Книга Убийство девушку не красит - Лидия Ульянова
Шрифт:
Интервал:
Закладка:
На крыльцо к нему вышел Димка, тихо притворив за собой дверь. Сцена вышла неприятная. Не называя вслух Катиного имени, они оба боролись за нее, но при этом каждый каким-то чудом пытался всучить ее другому, как вещь. Ну что же это была за удивительная девочка, если оба они враз потеряли голову совершенно, ради своей любви разом отказывались от нее…
Закончился разговор рукоприкладством. Сережа, который был физически много сильнее, бесспорно победил бы в поединке, но, нелепо качнувшись, не удержался на ногах и упал спиной на стоящее на скамейке ведро с водой. Ведро с грохотом и плеском обрушилось набок, покатилось, прыгая по деревянным ступеням.
Оглушительный грохот, как предупредительный выстрел в небо, привел обоих в чувство. Стало яснее ясного, что ни о любви, ни о дружбе в этот вечер уже не говорить, что все испорчено своими же руками, мозгами. Стало стыдно собственных благих порывов, своего поведения, глупости.

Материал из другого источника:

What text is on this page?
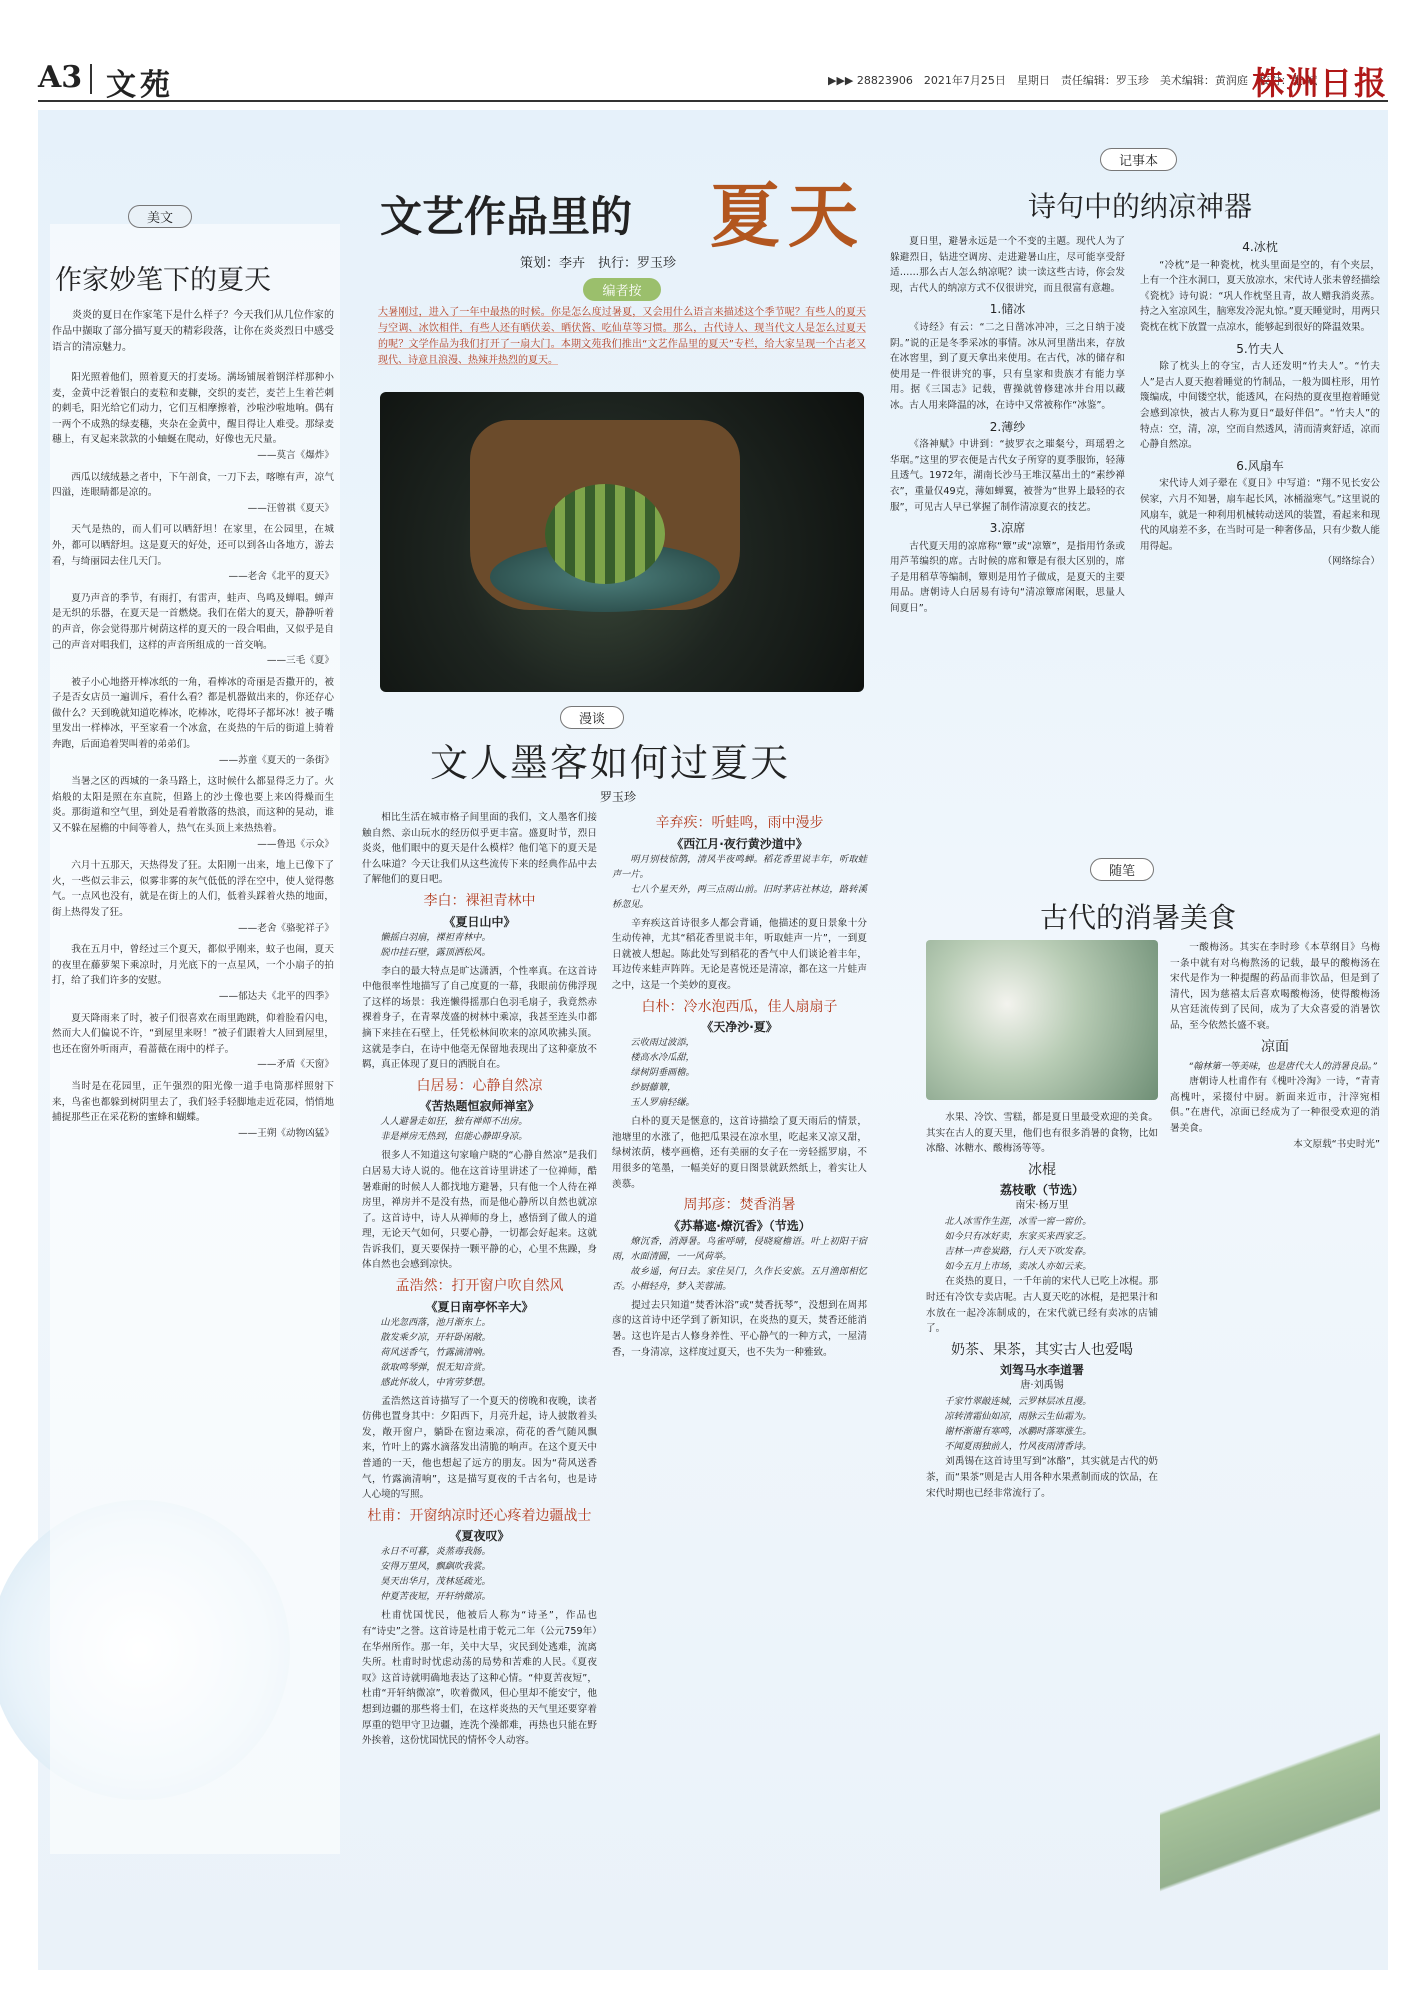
A3 文苑	▶▶▶ 28823906　2021年7月25日　星期日　责任编辑：罗玉珍　美术编辑：黄润庭　校对：张 斌
株洲日报
文艺作品里的 夏天
策划：李卉　执行：罗玉珍
编者按
大暑刚过，进入了一年中最热的时候。你是怎么度过暑夏，又会用什么语言来描述这个季节呢？有些人的夏天与空调、冰饮相伴，有些人还有晒伏姜、晒伏酱、吃仙草等习惯。那么，古代诗人、现当代文人是怎么过夏天的呢？文学作品为我们打开了一扇大门。本期文苑我们推出“文艺作品里的夏天”专栏，给大家呈现一个古老又现代、诗意且浪漫、热辣并热烈的夏天。
美文
作家妙笔下的夏天

炎炎的夏日在作家笔下是什么样子？今天我们从几位作家的作品中撷取了部分描写夏天的精彩段落，让你在炎炎烈日中感受语言的清凉魅力。

阳光照着他们，照着夏天的打麦场。满场铺展着钢洋样那种小麦，金黄中泛着银白的麦粒和麦糠，交织的麦芒，麦芒上生着芒刺的刺毛，阳光给它们动力，它们互相摩擦着，沙啦沙啦地响。偶有一两个不成熟的绿麦穗，夹杂在金黄中，醒目得让人难受。那绿麦穗上，有叉起来款款的小蚰蜒在爬动，好像也无尺量。

——莫言《爆炸》

西瓜以绒绒悬之者中，下午剖食，一刀下去，喀嚓有声，凉气四溢，连眼睛都是凉的。

——汪曾祺《夏天》

天气是热的，而人们可以晒舒坦！在家里，在公园里，在城外，都可以晒舒坦。这是夏天的好处，还可以到各山各地方，游去看，与绮丽园去住几天门。

——老舍《北平的夏天》

夏乃声音的季节，有雨打，有雷声，蛙声、鸟鸣及蝉唱。蝉声是无织的乐器，在夏天是一首燃烧。我们在偌大的夏天，静静听着的声音，你会觉得那片树荫这样的夏天的一段合唱曲，又似乎是自己的声音对唱我们，这样的声音所组成的一首交响。

——三毛《夏》

被子小心地搭开棒冰纸的一角，看棒冰的奇丽是否撒开的，被子是否女店员一遍训斥，看什么看？都是机器做出来的，你还存心做什么？天到晚就知道吃棒冰，吃棒冰，吃得坏子都坏冰！被子嘴里发出一样棒冰，平至家看一个冰盒，在炎热的午后的街道上骑着奔跑，后面追着哭叫着的弟弟们。

——苏童《夏天的一条街》

当暑之区的西城的一条马路上，这时候什么都显得乏力了。火焰般的太阳是照在东直院，但路上的沙土像也要上来凶得燥而生炎。那街道和空气里，到处是看着散落的热浪，而这种的晃动，谁又不躲在屋檐的中间等着人，热气在头顶上来热热着。

——鲁迅《示众》

六月十五那天，天热得发了狂。太阳刚一出来，地上已像下了火，一些似云非云，似雾非雾的灰气低低的浮在空中，使人觉得憋气。一点风也没有，就是在街上的人们，低着头踩着火热的地面，街上热得发了狂。

——老舍《骆驼祥子》

我在五月中，曾经过三个夏天，都似乎刚来，蚊子也闹，夏天的夜里在藤萝架下乘凉时，月光底下的一点星风，一个小扇子的拍打，给了我们许多的安慰。

——郁达夫《北平的四季》

夏天降雨来了时，被子们很喜欢在雨里跑跳，仰着脸看闪电，然而大人们偏说不许，“到屋里来呀！”被子们跟着大人回到屋里，也还在窗外听雨声，看蔷薇在雨中的样子。

——矛盾《天窗》

当时是在花园里，正午强烈的阳光像一道手电筒那样照射下来，鸟雀也都躲到树阴里去了，我们轻手轻脚地走近花园，悄悄地捕捉那些正在采花粉的蜜蜂和蝴蝶。

——王朔《动物凶猛》

漫谈
文人墨客如何过夏天
罗玉珍

相比生活在城市格子间里面的我们，文人墨客们接触自然、亲山玩水的经历似乎更丰富。盛夏时节，烈日炎炎，他们眼中的夏天是什么模样？他们笔下的夏天是什么味道？今天让我们从这些流传下来的经典作品中去了解他们的夏日吧。

李白：裸袒青林中
《夏日山中》
懒摇白羽扇，裸袒青林中。
脱巾挂石壁，露顶洒松风。

李白的最大特点是旷达潇洒，个性率真。在这首诗中他很率性地描写了自己度夏的一幕，我眼前仿佛浮现了这样的场景：我连懒得摇那白色羽毛扇子，我竟然赤裸着身子，在青翠茂盛的树林中乘凉，我甚至连头巾都摘下来挂在石壁上，任凭松林间吹来的凉风吹拂头顶。这就是李白，在诗中他毫无保留地表现出了这种豪放不羁，真正体现了夏日的洒脱自在。

白居易：心静自然凉
《苦热题恒寂师禅室》
人人避暑走如狂，独有禅师不出房。
非是禅房无热到，但能心静即身凉。

很多人不知道这句家喻户晓的“心静自然凉”是我们白居易大诗人说的。他在这首诗里讲述了一位禅师，酷暑难耐的时候人人都找地方避暑，只有他一个人待在禅房里，禅房并不是没有热，而是他心静所以自然也就凉了。这首诗中，诗人从禅师的身上，感悟到了做人的道理，无论天气如何，只要心静，一切都会好起来。这就告诉我们，夏天要保持一颗平静的心，心里不焦躁，身体自然也会感到凉快。

孟浩然：打开窗户吹自然风
《夏日南亭怀辛大》
山光忽西落，池月渐东上。
散发乘夕凉，开轩卧闲敞。
荷风送香气，竹露滴清响。
欲取鸣琴弹，恨无知音赏。
感此怀故人，中宵劳梦想。

孟浩然这首诗描写了一个夏天的傍晚和夜晚，读者仿佛也置身其中：夕阳西下，月亮升起，诗人披散着头发，敞开窗户，躺卧在窗边乘凉，荷花的香气随风飘来，竹叶上的露水滴落发出清脆的响声。在这个夏天中普通的一天，他也想起了远方的朋友。因为“荷风送香气，竹露滴清响”，这是描写夏夜的千古名句，也是诗人心境的写照。

杜甫：开窗纳凉时还心疼着边疆战士
《夏夜叹》
永日不可暮，炎蒸毒我肠。
安得万里风，飘飖吹我裳。
昊天出华月，茂林延疏光。
仲夏苦夜短，开轩纳微凉。

杜甫忧国忧民，他被后人称为“诗圣”，作品也有“诗史”之誉。这首诗是杜甫于乾元二年（公元759年）在华州所作。那一年，关中大旱，灾民到处逃难，流离失所。杜甫时时忧虑动荡的局势和苦难的人民。《夏夜叹》这首诗就明确地表达了这种心情。“仲夏苦夜短”，杜甫“开轩纳微凉”，吹着微风，但心里却不能安宁，他想到边疆的那些将士们，在这样炎热的天气里还要穿着厚重的铠甲守卫边疆，连洗个澡都难，再热也只能在野外挨着，这份忧国忧民的情怀令人动容。

辛弃疾：听蛙鸣，雨中漫步
《西江月·夜行黄沙道中》
明月别枝惊鹊，清风半夜鸣蝉。稻花香里说丰年，听取蛙声一片。
七八个星天外，两三点雨山前。旧时茅店社林边，路转溪桥忽见。

辛弃疾这首诗很多人都会背诵，他描述的夏日景象十分生动传神，尤其“稻花香里说丰年，听取蛙声一片”，一到夏日就被人想起。陈此处写到稻花的香气中人们谈论着丰年，耳边传来蛙声阵阵。无论是喜悦还是清凉，都在这一片蛙声之中，这是一个美妙的夏夜。

白朴：冷水泡西瓜，佳人扇扇子
《天净沙·夏》
云收雨过波添，
楼高水冷瓜甜，
绿树阴垂画檐。
纱厨藤簟，
玉人罗扇轻缣。

白朴的夏天是惬意的，这首诗描绘了夏天雨后的情景，池塘里的水涨了，他把瓜果浸在凉水里，吃起来又凉又甜，绿树浓荫，楼亭画檐，还有美丽的女子在一旁轻摇罗扇，不用很多的笔墨，一幅美好的夏日图景就跃然纸上，着实让人羡慕。

周邦彦：焚香消暑
《苏幕遮·燎沉香》（节选）
燎沉香，消溽暑。鸟雀呼晴，侵晓窥檐语。叶上初阳干宿雨，水面清圆，一一风荷举。
故乡遥，何日去。家住吴门，久作长安旅。五月渔郎相忆否。小楫轻舟，梦入芙蓉浦。

提过去只知道“焚香沐浴”或“焚香抚琴”，没想到在周邦彦的这首诗中还学到了新知识，在炎热的夏天，焚香还能消暑。这也许是古人修身养性、平心静气的一种方式，一屋清香，一身清凉，这样度过夏天，也不失为一种雅致。

记事本
诗句中的纳凉神器

夏日里，避暑永远是一个不变的主题。现代人为了躲避烈日，钻进空调房、走进避暑山庄，尽可能享受舒适……那么古人怎么纳凉呢？读一读这些古诗，你会发现，古代人的纳凉方式不仅很讲究，而且很富有意趣。

1.储冰

《诗经》有云：“二之日凿冰冲冲，三之日纳于凌阴。”说的正是冬季采冰的事情。冰从河里凿出来，存放在冰窖里，到了夏天拿出来使用。在古代，冰的储存和使用是一件很讲究的事，只有皇家和贵族才有能力享用。据《三国志》记载，曹操就曾修建冰井台用以藏冰。古人用来降温的冰，在诗中又常被称作“冰鉴”。

2.薄纱

《洛神赋》中讲到：“披罗衣之璀粲兮，珥瑶碧之华琚。”这里的罗衣便是古代女子所穿的夏季服饰，轻薄且透气。1972年，湖南长沙马王堆汉墓出土的“素纱禅衣”，重量仅49克，薄如蝉翼，被誉为“世界上最轻的衣服”，可见古人早已掌握了制作清凉夏衣的技艺。

3.凉席

古代夏天用的凉席称“簟”或“凉簟”，是指用竹条或用芦苇编织的席。古时候的席和簟是有很大区别的，席子是用稻草等编制，簟则是用竹子做成，是夏天的主要用品。唐朝诗人白居易有诗句“清凉簟席闲眠，思量人间夏日”。

4.冰枕

“冷枕”是一种瓷枕，枕头里面是空的，有个夹层，上有一个注水洞口，夏天放凉水，宋代诗人张耒曾经描绘《瓷枕》诗句说：“巩人作枕坚且青，故人赠我消炎蒸。持之入室凉风生，脑寒发冷泥丸惊。”夏天睡觉时，用两只瓷枕在枕下放置一点凉水，能够起到很好的降温效果。

5.竹夫人

除了枕头上的夺宝，古人还发明“竹夫人”。“竹夫人”是古人夏天抱着睡觉的竹制品，一般为圆柱形，用竹篾编成，中间镂空状，能透风，在闷热的夏夜里抱着睡觉会感到凉快，被古人称为夏日“最好伴侣”。“竹夫人”的特点：空，清，凉，空而自然透风，清而清爽舒适，凉而心静自然凉。

6.风扇车

宋代诗人刘子翚在《夏日》中写道：“翔不见长安公侯家，六月不知暑，扇车起长风，冰桶溢寒气。”这里说的风扇车，就是一种利用机械转动送风的装置，看起来和现代的风扇差不多，在当时可是一种奢侈品，只有少数人能用得起。

（网络综合）

随笔
古代的消暑美食

水果、冷饮、雪糕，都是夏日里最受欢迎的美食。其实在古人的夏天里，他们也有很多消暑的食物，比如冰酪、冰糖水、酸梅汤等等。

冰棍
荔枝歌（节选）
南宋·杨万里
北人冰雪作生涯，冰雪一窖一窖价。
如今只有冰好卖，东家买来西家乏。
吉林一声卷炭路，行人天下吹发春。
如今五月上市场，卖冰人亦如云来。

在炎热的夏日，一千年前的宋代人已吃上冰棍。那时还有冷饮专卖店呢。古人夏天吃的冰棍，是把果汁和水放在一起冷冻制成的，在宋代就已经有卖冰的店铺了。

奶茶、果茶，其实古人也爱喝
刘驾马水李道署
唐·刘禹锡
千家竹翠敲连城，云罗林层冰且漫。
凉转清霜仙如凉，雨脉云生仙霜为。
谢杯渐谢有寒鸣，冰鹏时落寒涨生。
不闻夏雨独前人，竹风夜雨清香诗。

刘禹锡在这首诗里写到“冰酪”，其实就是古代的奶茶，而“果茶”则是古人用各种水果煮制而成的饮品，在宋代时期也已经非常流行了。

一酸梅汤。其实在李时珍《本草纲目》乌梅一条中就有对乌梅熬汤的记载，最早的酸梅汤在宋代是作为一种提醒的药品而非饮品，但是到了清代，因为慈禧太后喜欢喝酸梅汤，使得酸梅汤从宫廷流传到了民间，成为了大众喜爱的消暑饮品，至今依然长盛不衰。

凉面
“翰林第一等美味，也是唐代大人的消暑良品。”

唐朝诗人杜甫作有《槐叶冷淘》一诗，“青青高槐叶，采掇付中厨。新面来近市，汁滓宛相俱。”在唐代，凉面已经成为了一种很受欢迎的消暑美食。

本文原载“书史时光”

Сережа, как Чацкий, спешно покинул собрание, за неимением кареты трясясь в холодной пустой электричке.
Это был всему конец. Конец дружбе, любви, юности. Не обретя ничего, разом потерять все, что имел. Ради чего хотелось жить. Он смотрел в темноту ночи и осознавал, что пути назад, возврата нет.
Не было прощания с Димкой. Не было и не могло быть после такого ничего с Катей. Сережа был уверен, что в Катиных глазах безвозвратно, бесславно погиб. После той ночи на даче они стали будто совсем чужими. Вдвоем старательно отводили глаза при встрече и избегали этих странных встреч.
…Глядя в широко распахнутые, чуть посветлевшие со временем глаза, Сергей Кириллович думал: надо ли рассказывать ей об этом? Время ли сейчас, спустя столько лет, запоздало рассказывать ей о своих былых чувствах? Уместно ли? Необходимо ли ей?
Или же его «я» – это то, кем он стал сегодня, год за годом строя свое дело, свою карьеру, свою, еще недавно отлаженную, как часовой механизм, жизнь?
Учебный год Сергей начал ударно. Кроме дежурств на «скорой», устроился еще поддежуривать ночами медбратом в операционную. К тому времени понимал, что терапия ему скучна, гинекология однообразна, и остановил свой выбор на кафедре общей хирургии. Именно здесь, считал он, следует набираться настоящего, прикладного опыта.
В клинике Сергей сразу пришелся ко двору. Ему охотно отвечали на вопросы, показывали, даже самому разрешали принимать участие в операциях – подержать ранорасширители, наложить швы и тому подобное. Это было здорово, по душе, Сергей с нетерпением дожидался конца занятий и летел на работу.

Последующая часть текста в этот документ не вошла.